Peter James Smith
Peter James Smith’s paintings reflect his wide interests in science, culture and history, all of which coalesce into his distinctive paintings and assemblages – carefully inscribed with relevant and revealing lines from poetry, mathematics and scientific diagrams. His paintings marry the Romantic with the rational using the vernacular of science to create an utterly distinctive personal style. Smith is widely published as a mathematician and holds the degrees BSc (Hons), MSc, PhD with a MFA in painting and he brings a wealth of curiosity and enthusiasm to every endeavour.
Until his retirement to full-time painting in 2010, Peter James Smith held dual roles as Professor of Mathematics and Art and Head of the School of Creative Media at RMIT University. He was awarded a residency at Scott Base, Antarctica, in January 2010 as an Antarctic New Zealand Artist Fellow. He has held more than 60 solo exhibitions and his paintings are held in public, private and corporate collections in New Zealand and Australia including The University of Melbourne, RMIT University, La Trobe University, The Ian Potter Museum of Art, Gippsland Regional Gallery, Victoria, and the BHP Billiton Collection.
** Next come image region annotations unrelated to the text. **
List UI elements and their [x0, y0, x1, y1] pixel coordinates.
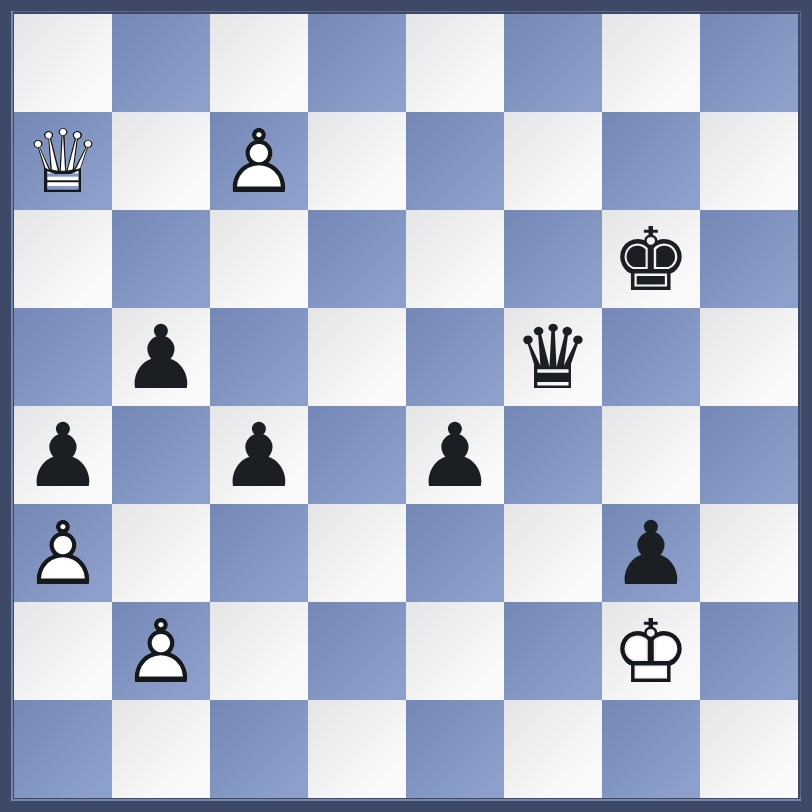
square-e1[interactable] — [406, 700, 504, 798]
square-h1[interactable] — [700, 700, 798, 798]
black-queen[interactable]: ♛ — [504, 308, 602, 406]
square-b6[interactable] — [112, 210, 210, 308]
black-king-icon: ♚ — [602, 210, 700, 308]
square-c6[interactable] — [210, 210, 308, 308]
board-frame: ♛♕♟♙♚♟♛♟♟♟♟♙♟♟♙♚♔ — [0, 0, 812, 812]
square-e7[interactable] — [406, 112, 504, 210]
square-e8[interactable] — [406, 14, 504, 112]
square-f6[interactable] — [504, 210, 602, 308]
square-e4[interactable]: ♟ — [406, 406, 504, 504]
square-g2[interactable]: ♚♔ — [602, 602, 700, 700]
square-g1[interactable] — [602, 700, 700, 798]
black-king[interactable]: ♚ — [602, 210, 700, 308]
square-d1[interactable] — [308, 700, 406, 798]
black-queen-icon: ♛ — [504, 308, 602, 406]
square-a6[interactable] — [14, 210, 112, 308]
square-c1[interactable] — [210, 700, 308, 798]
square-b7[interactable] — [112, 112, 210, 210]
black-pawn[interactable]: ♟ — [406, 406, 504, 504]
black-pawn-icon: ♟ — [210, 406, 308, 504]
square-b5[interactable]: ♟ — [112, 308, 210, 406]
square-b2[interactable]: ♟♙ — [112, 602, 210, 700]
square-g6[interactable]: ♚ — [602, 210, 700, 308]
square-d5[interactable] — [308, 308, 406, 406]
square-h2[interactable] — [700, 602, 798, 700]
square-f7[interactable] — [504, 112, 602, 210]
square-a4[interactable]: ♟ — [14, 406, 112, 504]
square-b1[interactable] — [112, 700, 210, 798]
square-c7[interactable]: ♟♙ — [210, 112, 308, 210]
white-king-icon: ♔ — [602, 602, 700, 700]
square-f1[interactable] — [504, 700, 602, 798]
white-queen[interactable]: ♛♕ — [14, 112, 112, 210]
square-f2[interactable] — [504, 602, 602, 700]
square-g7[interactable] — [602, 112, 700, 210]
white-pawn-icon: ♙ — [14, 504, 112, 602]
square-c3[interactable] — [210, 504, 308, 602]
square-b8[interactable] — [112, 14, 210, 112]
square-a7[interactable]: ♛♕ — [14, 112, 112, 210]
square-g8[interactable] — [602, 14, 700, 112]
square-e2[interactable] — [406, 602, 504, 700]
square-f8[interactable] — [504, 14, 602, 112]
square-b3[interactable] — [112, 504, 210, 602]
square-a8[interactable] — [14, 14, 112, 112]
square-h3[interactable] — [700, 504, 798, 602]
white-pawn[interactable]: ♟♙ — [112, 602, 210, 700]
square-c2[interactable] — [210, 602, 308, 700]
square-f4[interactable] — [504, 406, 602, 504]
black-pawn-icon: ♟ — [406, 406, 504, 504]
square-a1[interactable] — [14, 700, 112, 798]
white-pawn-icon: ♙ — [112, 602, 210, 700]
white-king[interactable]: ♚♔ — [602, 602, 700, 700]
white-pawn[interactable]: ♟♙ — [14, 504, 112, 602]
square-a3[interactable]: ♟♙ — [14, 504, 112, 602]
square-d6[interactable] — [308, 210, 406, 308]
black-pawn[interactable]: ♟ — [210, 406, 308, 504]
square-a2[interactable] — [14, 602, 112, 700]
square-g4[interactable] — [602, 406, 700, 504]
square-a5[interactable] — [14, 308, 112, 406]
white-queen-icon: ♕ — [14, 112, 112, 210]
white-pawn[interactable]: ♟♙ — [210, 112, 308, 210]
black-pawn-icon: ♟ — [602, 504, 700, 602]
square-e3[interactable] — [406, 504, 504, 602]
square-h7[interactable] — [700, 112, 798, 210]
square-f3[interactable] — [504, 504, 602, 602]
square-h5[interactable] — [700, 308, 798, 406]
square-d2[interactable] — [308, 602, 406, 700]
black-pawn[interactable]: ♟ — [602, 504, 700, 602]
square-d8[interactable] — [308, 14, 406, 112]
square-d4[interactable] — [308, 406, 406, 504]
square-c5[interactable] — [210, 308, 308, 406]
black-pawn-icon: ♟ — [112, 308, 210, 406]
square-b4[interactable] — [112, 406, 210, 504]
black-pawn[interactable]: ♟ — [112, 308, 210, 406]
square-c8[interactable] — [210, 14, 308, 112]
square-h6[interactable] — [700, 210, 798, 308]
square-d3[interactable] — [308, 504, 406, 602]
square-g5[interactable] — [602, 308, 700, 406]
square-c4[interactable]: ♟ — [210, 406, 308, 504]
black-pawn[interactable]: ♟ — [14, 406, 112, 504]
chess-board: ♛♕♟♙♚♟♛♟♟♟♟♙♟♟♙♚♔ — [14, 14, 798, 798]
square-d7[interactable] — [308, 112, 406, 210]
square-g3[interactable]: ♟ — [602, 504, 700, 602]
white-pawn-icon: ♙ — [210, 112, 308, 210]
square-e6[interactable] — [406, 210, 504, 308]
black-pawn-icon: ♟ — [14, 406, 112, 504]
square-h4[interactable] — [700, 406, 798, 504]
square-e5[interactable] — [406, 308, 504, 406]
square-f5[interactable]: ♛ — [504, 308, 602, 406]
square-h8[interactable] — [700, 14, 798, 112]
In discussion about his work in 2016, PJS wrote: “My current practice embraces the traditional painting approaches of oil on linen in a realist style that is at once traditional and contemporary: traditional, in the sense of my fertile interest in the 19th Century High German Romantic paintings of Caspar David Friedrich (1774-1840) or the American Luminists such as Frederic Edwin Church (1826-1900); contemporary, in my embrace of contemporaneity – the linking of images and texts from different times, cultures, knowledge systems, histories and geographic locations – to a painted constellation in the present.”
Peter James Smith was born in New Zealand in 1954. He lives in Melbourne, Australia.